Some people prefer knowing the truth to wondering about all the possible answers and variations. Others prefer not knowing the truth and having some things veiled in mystery. A lot of things remain a mystery and probably will, due to the limitations of our current knowledge and research capabilities.
Some things, however, are known and people go to great lengths to learn new ones. Magic is one of those things. It is everywhere, from fairs, local shows to online casinos.
A large part of magic is illusion, where people often lose track of what’s going on, they stop paying attention to the important things and magic can take place. Here is how illusion works and what it is all about.
These can be simple illusions, but can also be quite complex. These illusions involve our eyesight and the brain interpreting the information, trying to make sense of the world around us. The brain always wants to make sense, but when it sees conflicting visual information, it gets boggled and we see illusions, at least the optical kind.

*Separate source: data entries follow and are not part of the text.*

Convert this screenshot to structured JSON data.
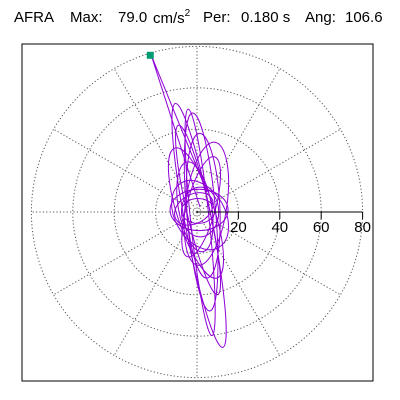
{
  "header": {
    "station": "AFRA",
    "max_label": "Max:",
    "max_value": "79.0",
    "max_unit": "cm/s",
    "max_unit_exp": "2",
    "per_label": "Per:",
    "per_value": "0.180 s",
    "ang_label": "Ang:",
    "ang_value": "106.6"
  },
  "chart_data": {
    "type": "polar",
    "title": "AFRA   Max:  79.0 cm/s2  Per:  0.180 s   Ang: 106.6",
    "radial_ticks": [
      20,
      40,
      60,
      80
    ],
    "radial_max": 80,
    "angular_spokes_deg": [
      0,
      30,
      60,
      90,
      120,
      150,
      180,
      210,
      240,
      270,
      300,
      330
    ],
    "grid": "dotted",
    "peak": {
      "value": 79.0,
      "unit": "cm/s2",
      "angle_deg": 106.6,
      "marker_color": "#009b72"
    },
    "trace_color": "#8f00d6",
    "trace_loops": [
      {
        "a": 42,
        "b": 5.5,
        "angle": 103,
        "cx": 1,
        "cy": 2
      },
      {
        "a": 60,
        "b": 6.5,
        "angle": 101,
        "cx": 2,
        "cy": -13
      },
      {
        "a": 55,
        "b": 4.5,
        "angle": 96,
        "cx": 3,
        "cy": -10
      },
      {
        "a": 35,
        "b": 8,
        "angle": 93,
        "cx": 6,
        "cy": 6
      },
      {
        "a": 30,
        "b": 10,
        "angle": 82,
        "cx": 9,
        "cy": 8
      },
      {
        "a": 22,
        "b": 8,
        "angle": 100,
        "cx": -2,
        "cy": 5
      },
      {
        "a": 18,
        "b": 12,
        "angle": 120,
        "cx": 3,
        "cy": -3
      },
      {
        "a": 25,
        "b": 7,
        "angle": 75,
        "cx": 4,
        "cy": 5
      },
      {
        "a": 14,
        "b": 10,
        "angle": 0,
        "cx": 2,
        "cy": 2
      },
      {
        "a": 12,
        "b": 9,
        "angle": 90,
        "cx": 3,
        "cy": 0
      },
      {
        "a": 10,
        "b": 7,
        "angle": 30,
        "cx": -3,
        "cy": 3
      },
      {
        "a": 48,
        "b": 7,
        "angle": 95,
        "cx": 4,
        "cy": 0
      },
      {
        "a": 33,
        "b": 9,
        "angle": 108,
        "cx": -1,
        "cy": -1
      },
      {
        "a": 8,
        "b": 6,
        "angle": 0,
        "cx": 1,
        "cy": 1
      }
    ]
  }
}
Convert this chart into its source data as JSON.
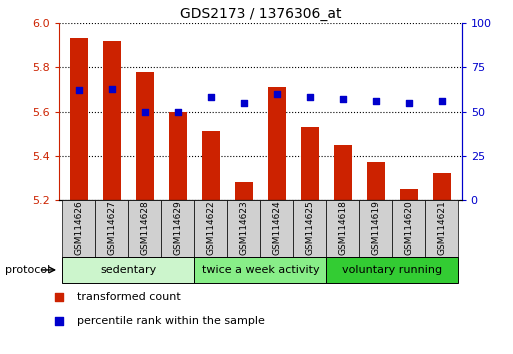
{
  "title": "GDS2173 / 1376306_at",
  "samples": [
    "GSM114626",
    "GSM114627",
    "GSM114628",
    "GSM114629",
    "GSM114622",
    "GSM114623",
    "GSM114624",
    "GSM114625",
    "GSM114618",
    "GSM114619",
    "GSM114620",
    "GSM114621"
  ],
  "transformed_count": [
    5.93,
    5.92,
    5.78,
    5.6,
    5.51,
    5.28,
    5.71,
    5.53,
    5.45,
    5.37,
    5.25,
    5.32
  ],
  "percentile_rank": [
    62,
    63,
    50,
    50,
    58,
    55,
    60,
    58,
    57,
    56,
    55,
    56
  ],
  "ylim_left": [
    5.2,
    6.0
  ],
  "ylim_right": [
    0,
    100
  ],
  "yticks_left": [
    5.2,
    5.4,
    5.6,
    5.8,
    6.0
  ],
  "yticks_right": [
    0,
    25,
    50,
    75,
    100
  ],
  "bar_color": "#cc2200",
  "dot_color": "#0000cc",
  "bar_bottom": 5.2,
  "groups": [
    {
      "label": "sedentary",
      "start": 0,
      "end": 4,
      "color": "#ccf5cc"
    },
    {
      "label": "twice a week activity",
      "start": 4,
      "end": 8,
      "color": "#88ee88"
    },
    {
      "label": "voluntary running",
      "start": 8,
      "end": 12,
      "color": "#33cc33"
    }
  ],
  "protocol_label": "protocol",
  "legend_items": [
    {
      "label": "transformed count",
      "color": "#cc2200"
    },
    {
      "label": "percentile rank within the sample",
      "color": "#0000cc"
    }
  ],
  "tick_label_color_left": "#cc2200",
  "tick_label_color_right": "#0000cc",
  "bar_width": 0.55,
  "sample_box_color": "#d0d0d0"
}
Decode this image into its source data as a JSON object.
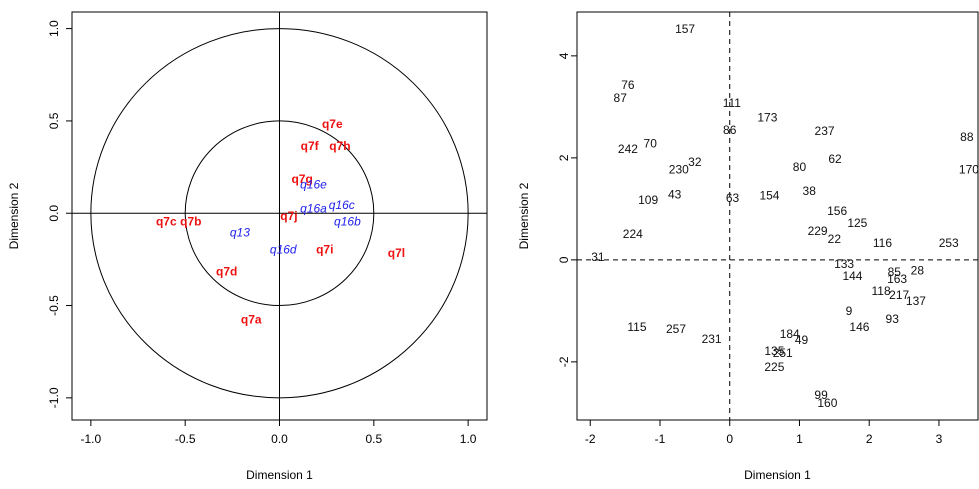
{
  "chart_data": [
    {
      "type": "scatter",
      "xlabel": "Dimension 1",
      "ylabel": "Dimension 2",
      "xlim": [
        -1.1,
        1.1
      ],
      "ylim": [
        -1.12,
        1.09
      ],
      "xticks": [
        {
          "value": -1,
          "label": "-1.0"
        },
        -0.5,
        {
          "value": 0,
          "label": "0.0"
        },
        0.5,
        {
          "value": 1,
          "label": "1.0"
        }
      ],
      "yticks": [
        {
          "value": -1,
          "label": "-1.0"
        },
        -0.5,
        {
          "value": 0,
          "label": "0.0"
        },
        0.5,
        {
          "value": 1,
          "label": "1.0"
        }
      ],
      "reference_lines": "solid",
      "circles": [
        1,
        0.5
      ],
      "labels": [
        "q7e",
        "q7f",
        "q7h",
        "q7g",
        "q16e",
        "q16a",
        "q16c",
        "q16b",
        "q7j",
        "q7c",
        "q7b",
        "q13",
        "q16d",
        "q7i",
        "q7l",
        "q7d",
        "q7a"
      ],
      "x": [
        0.28,
        0.16,
        0.32,
        0.12,
        0.18,
        0.18,
        0.33,
        0.36,
        0.05,
        -0.6,
        -0.47,
        -0.21,
        0.02,
        0.24,
        0.62,
        -0.28,
        -0.15
      ],
      "y": [
        0.48,
        0.36,
        0.36,
        0.18,
        0.15,
        0.02,
        0.04,
        -0.05,
        -0.02,
        -0.05,
        -0.05,
        -0.11,
        -0.2,
        -0.2,
        -0.22,
        -0.32,
        -0.58
      ],
      "colors": [
        "#ee1111",
        "#ee1111",
        "#ee1111",
        "#ee1111",
        "#2222ee",
        "#2222ee",
        "#2222ee",
        "#2222ee",
        "#ee1111",
        "#ee1111",
        "#ee1111",
        "#2222ee",
        "#2222ee",
        "#ee1111",
        "#ee1111",
        "#ee1111",
        "#ee1111"
      ]
    },
    {
      "type": "scatter",
      "xlabel": "Dimension 1",
      "ylabel": "Dimension 2",
      "xlim": [
        -2.19,
        3.56
      ],
      "ylim": [
        -3.14,
        4.86
      ],
      "xticks": [
        -2,
        -1,
        0,
        1,
        2,
        3
      ],
      "yticks": [
        -2,
        0,
        2,
        4
      ],
      "reference_lines": "dashed",
      "color": "#111111",
      "labels": [
        "157",
        "76",
        "87",
        "111",
        "173",
        "86",
        "237",
        "88",
        "242",
        "70",
        "62",
        "80",
        "170",
        "38",
        "125",
        "229",
        "22",
        "116",
        "253",
        "224",
        "31",
        "133",
        "144",
        "85",
        "28",
        "163",
        "118",
        "217",
        "137",
        "9",
        "93",
        "146",
        "184",
        "49",
        "115",
        "257",
        "231",
        "135",
        "251",
        "225",
        "99",
        "160",
        "154",
        "109",
        "43",
        "230",
        "32",
        "63",
        "156"
      ],
      "x": [
        -0.64,
        -1.46,
        -1.57,
        0.03,
        0.54,
        0,
        1.36,
        3.4,
        -1.46,
        -1.14,
        1.51,
        1.0,
        3.43,
        1.14,
        1.83,
        1.26,
        1.5,
        2.19,
        3.14,
        -1.39,
        -1.89,
        1.64,
        1.76,
        2.36,
        2.69,
        2.4,
        2.17,
        2.43,
        2.67,
        1.71,
        2.33,
        1.86,
        0.86,
        1.03,
        -1.33,
        -0.77,
        -0.26,
        0.64,
        0.76,
        0.64,
        1.31,
        1.4,
        0.57,
        -1.17,
        -0.79,
        -0.73,
        -0.5,
        0.04,
        1.54
      ],
      "y": [
        4.51,
        3.41,
        3.16,
        3.06,
        2.78,
        2.53,
        2.51,
        2.39,
        2.16,
        2.27,
        1.96,
        1.8,
        1.76,
        1.33,
        0.71,
        0.55,
        0.39,
        0.31,
        0.31,
        0.49,
        0.04,
        -0.1,
        -0.33,
        -0.25,
        -0.22,
        -0.39,
        -0.63,
        -0.71,
        -0.82,
        -1.02,
        -1.18,
        -1.33,
        -1.47,
        -1.59,
        -1.33,
        -1.37,
        -1.57,
        -1.8,
        -1.84,
        -2.12,
        -2.67,
        -2.82,
        1.25,
        1.16,
        1.27,
        1.76,
        1.9,
        1.2,
        0.94
      ]
    }
  ]
}
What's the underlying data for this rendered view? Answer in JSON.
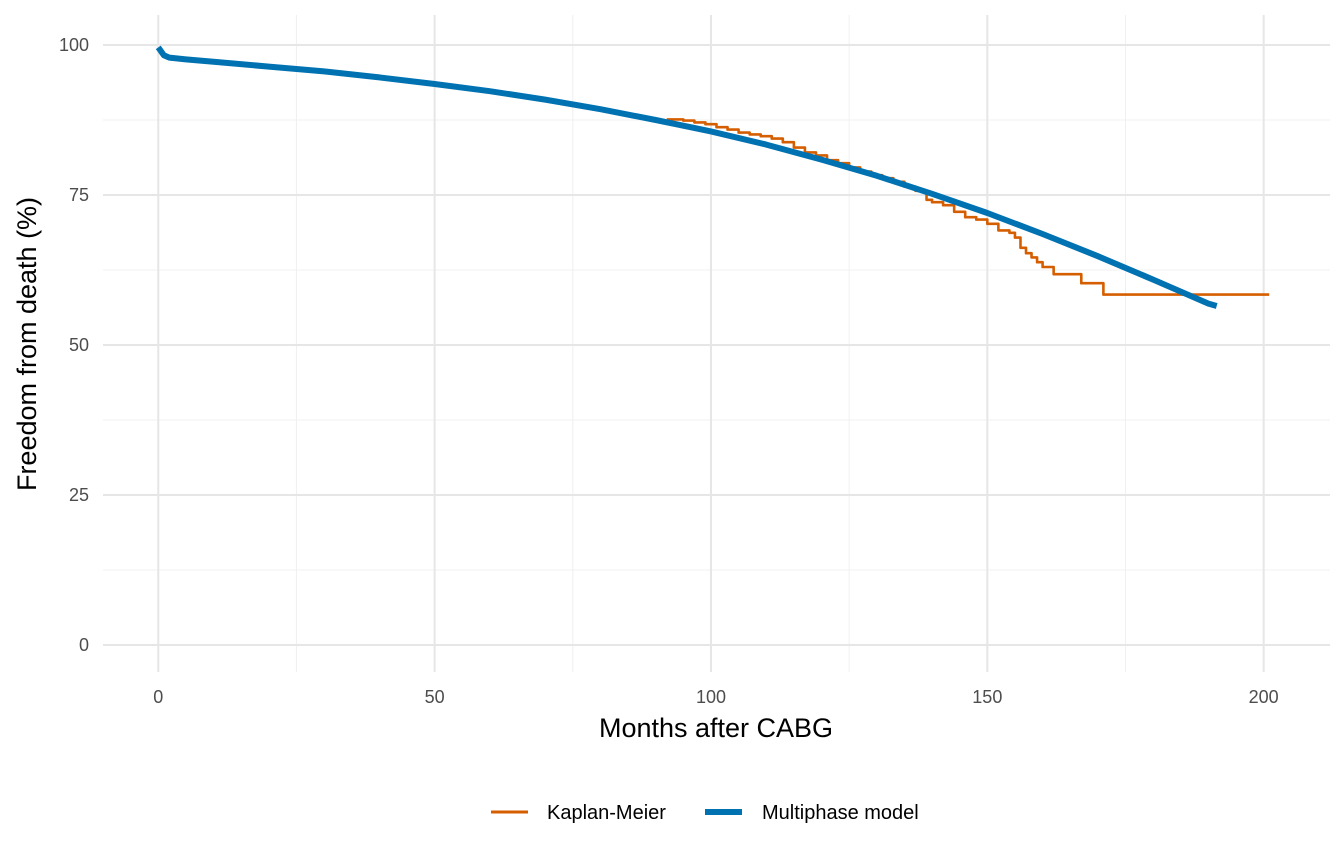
{
  "chart_data": {
    "type": "line",
    "title": "",
    "xlabel": "Months after CABG",
    "ylabel": "Freedom from death (%)",
    "xlim": [
      -10,
      212
    ],
    "ylim": [
      -4.5,
      105
    ],
    "x_ticks": [
      0,
      50,
      100,
      150,
      200
    ],
    "y_ticks": [
      0,
      25,
      50,
      75,
      100
    ],
    "x_tick_labels": [
      "0",
      "50",
      "100",
      "150",
      "200"
    ],
    "y_tick_labels": [
      "0",
      "25",
      "50",
      "75",
      "100"
    ],
    "grid": true,
    "legend_position": "bottom",
    "series": [
      {
        "name": "Kaplan-Meier",
        "color": "#d55e00",
        "style": "step",
        "x": [
          92,
          95,
          97,
          99,
          101,
          103,
          105,
          107,
          109,
          111,
          113,
          115,
          117,
          119,
          121,
          123,
          125,
          127,
          129,
          131,
          133,
          135,
          137,
          139,
          140,
          142,
          144,
          146,
          148,
          150,
          152,
          154,
          155,
          156,
          157,
          158,
          159,
          160,
          162,
          167,
          171,
          180,
          190,
          201
        ],
        "y": [
          87.6,
          87.4,
          87.1,
          86.8,
          86.3,
          85.9,
          85.4,
          85.1,
          84.8,
          84.4,
          83.8,
          82.9,
          82.1,
          81.6,
          80.8,
          80.3,
          79.6,
          78.9,
          78.3,
          77.8,
          77.2,
          76.4,
          75.7,
          74.2,
          73.8,
          73.3,
          72.2,
          71.3,
          70.9,
          70.2,
          69.1,
          68.7,
          67.9,
          66.2,
          65.3,
          64.6,
          63.8,
          63.0,
          61.8,
          60.3,
          58.4,
          58.4,
          58.4,
          58.4
        ]
      },
      {
        "name": "Multiphase model",
        "color": "#0072b2",
        "style": "smooth",
        "x": [
          0,
          1,
          2,
          5,
          10,
          20,
          30,
          40,
          50,
          60,
          70,
          80,
          90,
          100,
          110,
          120,
          130,
          140,
          150,
          160,
          170,
          180,
          190,
          191.5
        ],
        "y": [
          99.6,
          98.3,
          97.9,
          97.6,
          97.2,
          96.4,
          95.6,
          94.6,
          93.5,
          92.3,
          90.9,
          89.3,
          87.5,
          85.6,
          83.4,
          80.9,
          78.2,
          75.2,
          72.0,
          68.5,
          64.8,
          60.9,
          56.9,
          56.5
        ]
      }
    ]
  }
}
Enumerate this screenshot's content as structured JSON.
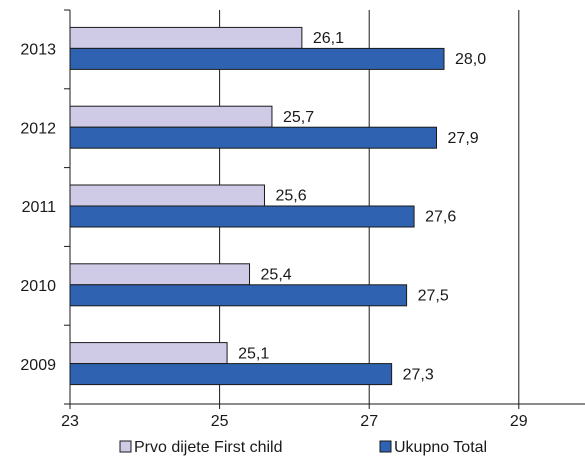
{
  "chart_data": {
    "type": "bar",
    "orientation": "horizontal",
    "categories": [
      "2013",
      "2012",
      "2011",
      "2010",
      "2009"
    ],
    "series": [
      {
        "name": "Prvo dijete First child",
        "values": [
          26.1,
          25.7,
          25.6,
          25.4,
          25.1
        ],
        "labels": [
          "26,1",
          "25,7",
          "25,6",
          "25,4",
          "25,1"
        ],
        "color": "#cfcbe6"
      },
      {
        "name": "Ukupno Total",
        "values": [
          28.0,
          27.9,
          27.6,
          27.5,
          27.3
        ],
        "labels": [
          "28,0",
          "27,9",
          "27,6",
          "27,5",
          "27,3"
        ],
        "color": "#2f63b1"
      }
    ],
    "xlim": [
      23,
      30
    ],
    "xticks": [
      23,
      25,
      27,
      29
    ],
    "grid": "vertical",
    "legend": "bottom",
    "title": "",
    "xlabel": "",
    "ylabel": ""
  }
}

These are important for studying how our brain works. The Moire effect, for example, is very interesting because we perceive various dots and shapes inside circles, with more shapes in between the circles, as moving, when they are actually still.
Neuroscience Steps In
Some answers, unlike others, can come from science. It is no longer magic if we can measure it and explain it, right? It is right to an extent. There is an experiment/illusion called the Standing Wave. Three bars of light, upwards, close to one another, flicker with light. We perceive all three of them. Once they move together, closer and closer, the bar in the middle should become invisible to our brain. The eyes keep perceiving all three.
What happens here is that the brain that neurons suppress the middle bar because they are also reacting to the two outer bars, closing in. This way, the information doesn’t reach the conscious brain, sort of like misdirection.
Classic Misdirection – Look Over Here
MAgicians are very smart people who use their mastery of misdirection to divert our attention from something which is important, like a magic trick. This can have many forms. Social misdirection is one of the most often ones, using assistants and having audience members on stage, not to mention talking to the audience or using doves and other props.
Another way to divert attention is with the eyes. We as animals love eye contact and will follow what the magician’s eyes are doing.
Then come the jokes. As soon as you start laughing, you will drop your guard and ta da, the trick has already been done and you blinked.
A Bit of Everything
Magical illusions are often a combination of optical illusions, combined with the way the brain perceives everything, not to mention the fact that the magician is actively trying to divert attention so that the magic can take place. While illusions can be of only a single sort, they are more often than not a combination of multiple things, as well as the audience’s willingness to look the other way, sometimes even on purpose.